The songs the Natives dance to can depict anything from daily activities like taking a steam bath or walking through a blizzard to songs that tell about heroic events or traditional stories. The normal dance formation is two long parallel lines of people, women standing in the back and men kneeling in the front. Unlike break-dancing or any other kind of dancing I knew before, Yupik dancing involves mostly arm movements.
At the beginning of the semester, Kim and I went to the village community center (a shaky building with a ply-wood floor, old tables shoved to the side for people to sit on) to watch some Yupik dancing. It was my first time seeing this type of dancing, and it was very different—and oddly mesmerizing. Wearing their traditional guspuqs and singing along with the heavy drumbeats, the pride of the Natives is obvious in their smiles and in their voices.
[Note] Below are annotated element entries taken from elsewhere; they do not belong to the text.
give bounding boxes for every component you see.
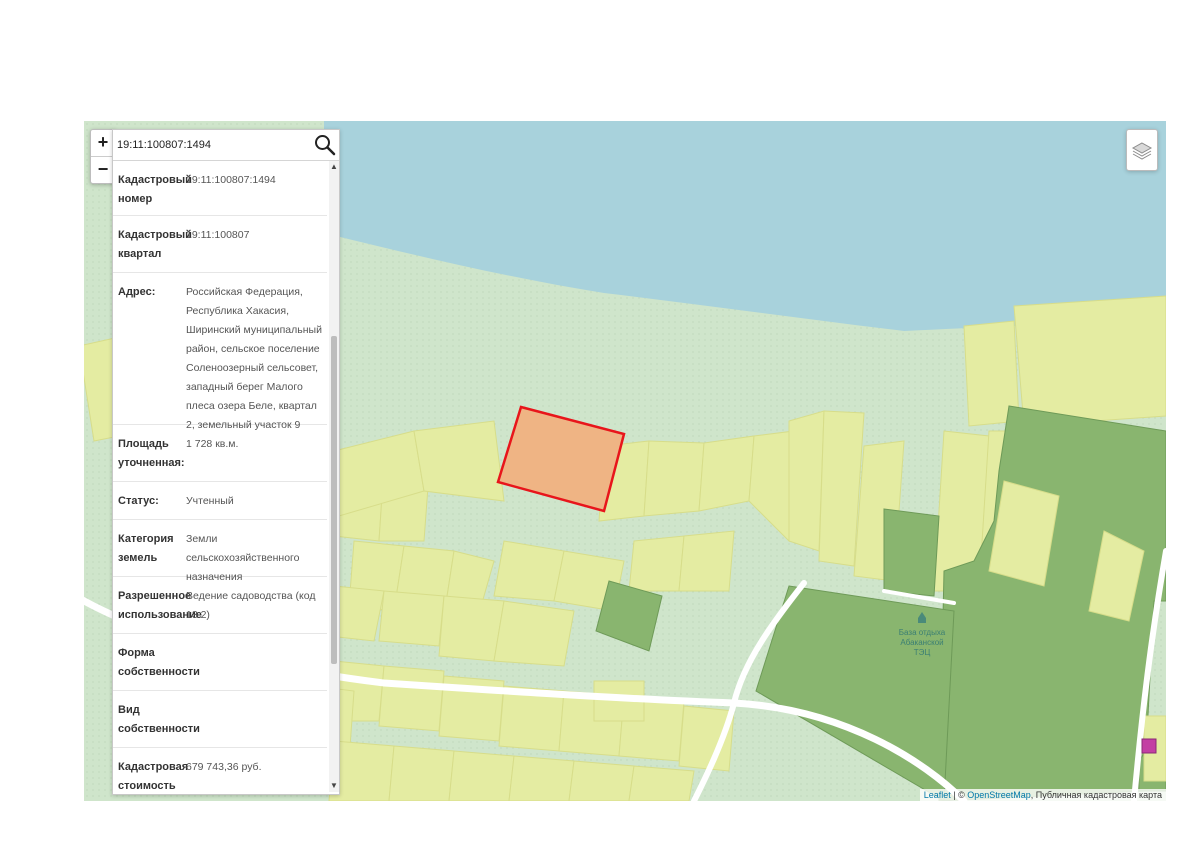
info-label: Вид собственности	[118, 704, 200, 735]
leaflet-link[interactable]: Leaflet	[924, 790, 951, 800]
scroll-down-arrow-icon[interactable]: ▼	[330, 781, 338, 791]
info-label: Кадастровый квартал	[118, 229, 192, 260]
info-label: Кадастровый номер	[118, 174, 192, 205]
info-row-ownership-type: Вид собственности	[113, 691, 327, 748]
info-row-land-category: Категория земель Земли сельскохозяйствен…	[113, 520, 327, 583]
info-row-cadastral-quarter: Кадастровый квартал 19:11:100807	[113, 216, 327, 273]
info-label: Статус:	[118, 495, 159, 507]
layers-icon	[1131, 142, 1153, 160]
info-table: Кадастровый номер 19:11:100807:1494 Када…	[113, 161, 327, 792]
search-button[interactable]	[313, 133, 337, 157]
attribution-separator: | ©	[950, 790, 968, 800]
building	[1141, 738, 1157, 754]
search-icon	[315, 135, 336, 156]
search-bar	[113, 130, 339, 161]
info-label: Категория земель	[118, 533, 174, 564]
info-panel: Кадастровый номер 19:11:100807:1494 Када…	[112, 129, 340, 795]
info-label: Площадь уточненная:	[118, 438, 185, 469]
info-value: 19:11:100807	[186, 229, 250, 241]
info-value	[186, 701, 323, 747]
info-label: Адрес:	[118, 286, 156, 298]
info-value: Учтенный	[186, 495, 234, 507]
info-value: 19:11:100807:1494	[186, 174, 276, 186]
layers-button[interactable]	[1126, 129, 1158, 171]
info-value	[186, 644, 323, 690]
search-input[interactable]	[115, 134, 305, 156]
scrollbar-thumb[interactable]	[331, 336, 337, 664]
info-value: Российская Федерация, Республика Хакасия…	[186, 286, 322, 431]
osm-link[interactable]: OpenStreetMap	[967, 790, 1031, 800]
info-value: 1 728 кв.м.	[186, 438, 239, 450]
info-label: Форма собственности	[118, 647, 200, 678]
info-label: Кадастровая стоимость	[118, 761, 189, 792]
info-row-cadastral-value: Кадастровая стоимость 679 743,36 руб.	[113, 748, 327, 792]
map-attribution: Leaflet | © OpenStreetMap, Публичная кад…	[919, 789, 1166, 801]
map[interactable]: База отдыха Абаканской ТЭЦ + − Кадастров…	[84, 121, 1166, 801]
attribution-source: , Публичная кадастровая карта	[1030, 790, 1162, 800]
info-value: Земли сельскохозяйственного назначения	[186, 533, 300, 583]
info-value: Ведение садоводства (код 13.2)	[186, 590, 316, 621]
info-row-cadastral-number: Кадастровый номер 19:11:100807:1494	[113, 161, 327, 216]
map-label-line3: ТЭЦ	[914, 648, 931, 657]
info-row-ownership-form: Форма собственности	[113, 634, 327, 691]
map-label-line2: Абаканской	[900, 638, 943, 647]
map-label-line1: База отдыха	[899, 628, 946, 637]
info-row-address: Адрес: Российская Федерация, Республика …	[113, 273, 327, 431]
info-label: Разрешенное использование	[118, 590, 202, 621]
info-row-status: Статус: Учтенный	[113, 482, 327, 520]
scroll-up-arrow-icon[interactable]: ▲	[330, 162, 338, 172]
info-value: 679 743,36 руб.	[186, 761, 262, 773]
panel-scrollbar[interactable]: ▲ ▼	[329, 161, 339, 792]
Even the younger ones beam as they execute the few dance movements they do know and stand next to their family and friends, elders and other children, all dancing the stories of their culture. Sometimes the songs echo out into the hallways from the gym after school, reminding everyone exactly where they are—an Eskimo village, a Yupik world of its own.
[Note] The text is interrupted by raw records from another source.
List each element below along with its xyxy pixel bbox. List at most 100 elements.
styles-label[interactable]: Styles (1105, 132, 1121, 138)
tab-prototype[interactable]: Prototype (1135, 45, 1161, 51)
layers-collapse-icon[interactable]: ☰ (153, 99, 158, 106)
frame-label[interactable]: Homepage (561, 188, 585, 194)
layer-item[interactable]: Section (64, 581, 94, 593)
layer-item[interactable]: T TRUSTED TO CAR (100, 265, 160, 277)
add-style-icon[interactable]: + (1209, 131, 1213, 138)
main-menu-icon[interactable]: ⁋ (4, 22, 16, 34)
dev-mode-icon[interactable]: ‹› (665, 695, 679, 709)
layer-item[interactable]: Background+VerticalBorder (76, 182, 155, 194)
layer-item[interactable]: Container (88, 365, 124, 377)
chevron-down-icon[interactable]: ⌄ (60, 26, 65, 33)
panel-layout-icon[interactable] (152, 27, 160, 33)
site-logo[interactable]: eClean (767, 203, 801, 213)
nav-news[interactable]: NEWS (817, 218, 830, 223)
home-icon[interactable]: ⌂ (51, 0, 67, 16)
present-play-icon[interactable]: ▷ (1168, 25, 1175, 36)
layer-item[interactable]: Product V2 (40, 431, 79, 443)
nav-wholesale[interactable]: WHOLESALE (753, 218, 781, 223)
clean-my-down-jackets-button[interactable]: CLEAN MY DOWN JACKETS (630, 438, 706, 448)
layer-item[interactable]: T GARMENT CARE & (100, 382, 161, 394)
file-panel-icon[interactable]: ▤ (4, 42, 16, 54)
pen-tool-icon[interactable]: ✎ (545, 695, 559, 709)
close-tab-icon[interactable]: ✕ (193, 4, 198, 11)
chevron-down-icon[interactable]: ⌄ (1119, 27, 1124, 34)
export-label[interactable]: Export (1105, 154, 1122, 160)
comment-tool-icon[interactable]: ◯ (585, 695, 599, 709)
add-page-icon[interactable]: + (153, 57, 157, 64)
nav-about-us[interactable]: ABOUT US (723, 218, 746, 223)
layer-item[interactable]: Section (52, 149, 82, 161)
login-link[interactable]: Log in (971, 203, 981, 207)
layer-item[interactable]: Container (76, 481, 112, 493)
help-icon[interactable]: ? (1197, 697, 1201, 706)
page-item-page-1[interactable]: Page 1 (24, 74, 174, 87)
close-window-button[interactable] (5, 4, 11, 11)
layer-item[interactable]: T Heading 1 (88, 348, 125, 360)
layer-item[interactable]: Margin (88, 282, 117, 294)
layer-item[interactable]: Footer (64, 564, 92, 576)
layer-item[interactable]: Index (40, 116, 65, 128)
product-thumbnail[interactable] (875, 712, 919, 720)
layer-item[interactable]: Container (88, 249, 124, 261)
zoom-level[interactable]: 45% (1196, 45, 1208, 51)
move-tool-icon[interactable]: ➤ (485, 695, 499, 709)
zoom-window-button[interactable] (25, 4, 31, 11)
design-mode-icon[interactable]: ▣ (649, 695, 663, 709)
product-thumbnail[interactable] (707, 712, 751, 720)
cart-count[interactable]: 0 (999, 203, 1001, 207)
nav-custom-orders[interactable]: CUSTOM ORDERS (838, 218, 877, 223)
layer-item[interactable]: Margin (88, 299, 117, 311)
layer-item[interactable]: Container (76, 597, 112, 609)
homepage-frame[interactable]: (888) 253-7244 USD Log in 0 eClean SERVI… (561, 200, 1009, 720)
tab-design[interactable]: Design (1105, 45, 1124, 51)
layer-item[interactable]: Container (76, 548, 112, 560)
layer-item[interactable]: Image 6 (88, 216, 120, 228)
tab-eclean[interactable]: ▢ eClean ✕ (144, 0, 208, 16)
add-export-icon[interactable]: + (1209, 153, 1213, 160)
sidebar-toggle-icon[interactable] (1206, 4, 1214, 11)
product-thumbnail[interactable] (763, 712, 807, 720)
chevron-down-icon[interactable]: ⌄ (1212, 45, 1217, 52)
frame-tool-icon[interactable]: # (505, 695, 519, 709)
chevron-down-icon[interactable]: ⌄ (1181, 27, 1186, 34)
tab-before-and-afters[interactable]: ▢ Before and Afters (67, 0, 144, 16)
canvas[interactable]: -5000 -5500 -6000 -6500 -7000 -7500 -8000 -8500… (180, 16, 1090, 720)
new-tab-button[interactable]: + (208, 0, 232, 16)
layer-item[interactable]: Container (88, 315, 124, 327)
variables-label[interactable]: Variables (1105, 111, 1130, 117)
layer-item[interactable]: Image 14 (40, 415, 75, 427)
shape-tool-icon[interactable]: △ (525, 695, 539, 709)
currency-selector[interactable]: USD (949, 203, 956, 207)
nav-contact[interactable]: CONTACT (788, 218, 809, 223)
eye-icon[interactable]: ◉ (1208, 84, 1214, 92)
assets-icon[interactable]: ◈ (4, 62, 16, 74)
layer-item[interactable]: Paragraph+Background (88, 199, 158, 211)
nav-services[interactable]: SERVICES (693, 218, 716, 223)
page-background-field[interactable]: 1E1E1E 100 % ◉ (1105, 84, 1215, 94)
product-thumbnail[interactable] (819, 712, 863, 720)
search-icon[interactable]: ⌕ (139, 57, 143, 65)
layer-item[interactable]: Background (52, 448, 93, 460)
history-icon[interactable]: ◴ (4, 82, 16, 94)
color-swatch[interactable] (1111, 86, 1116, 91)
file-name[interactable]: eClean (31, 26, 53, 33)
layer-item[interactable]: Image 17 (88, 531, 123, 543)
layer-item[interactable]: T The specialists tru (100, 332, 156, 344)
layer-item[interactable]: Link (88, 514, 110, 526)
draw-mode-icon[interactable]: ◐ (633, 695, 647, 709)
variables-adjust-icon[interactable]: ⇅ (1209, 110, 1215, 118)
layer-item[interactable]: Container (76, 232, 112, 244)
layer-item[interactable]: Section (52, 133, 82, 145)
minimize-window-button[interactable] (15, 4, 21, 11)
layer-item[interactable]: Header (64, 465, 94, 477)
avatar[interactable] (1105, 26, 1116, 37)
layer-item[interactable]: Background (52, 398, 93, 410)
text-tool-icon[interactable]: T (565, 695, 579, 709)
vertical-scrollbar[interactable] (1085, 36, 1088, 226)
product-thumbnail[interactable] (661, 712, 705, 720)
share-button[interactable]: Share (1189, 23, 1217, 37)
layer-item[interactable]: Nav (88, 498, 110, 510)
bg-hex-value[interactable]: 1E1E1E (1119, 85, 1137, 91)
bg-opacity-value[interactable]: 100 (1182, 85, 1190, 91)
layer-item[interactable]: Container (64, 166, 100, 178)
While you might find students in the Lower 48 tapping their foot and nodding their head to a Katy Perry song, here you might see a student practicing his or her hand motions while humming a Yupik tune. There aren’t many places left in the United States that thrive on tradition and pride in their simple way of life. For the modern and developed parts of America, grocery shopping is the new hunting and video games are the new dancing and singing, and sure, that’s a wonderful culture of its own. But in this interesting little village, the Natives honor the past while taking part in the present—at least the parts of the modern world they CAN take part in. They text on their cell phones AND sew winter clothing; they use the Internet AND make tundra-grass baskets; they buy chips at the student store AND go seal and moose hunting to provide for their families. They listen to Beyonce AND sing and dance to their own Yupik songs. They take advantage of technology AND they keep their traditions alive, making this little village one of the most rich and unique cultures I’ve ever experienced.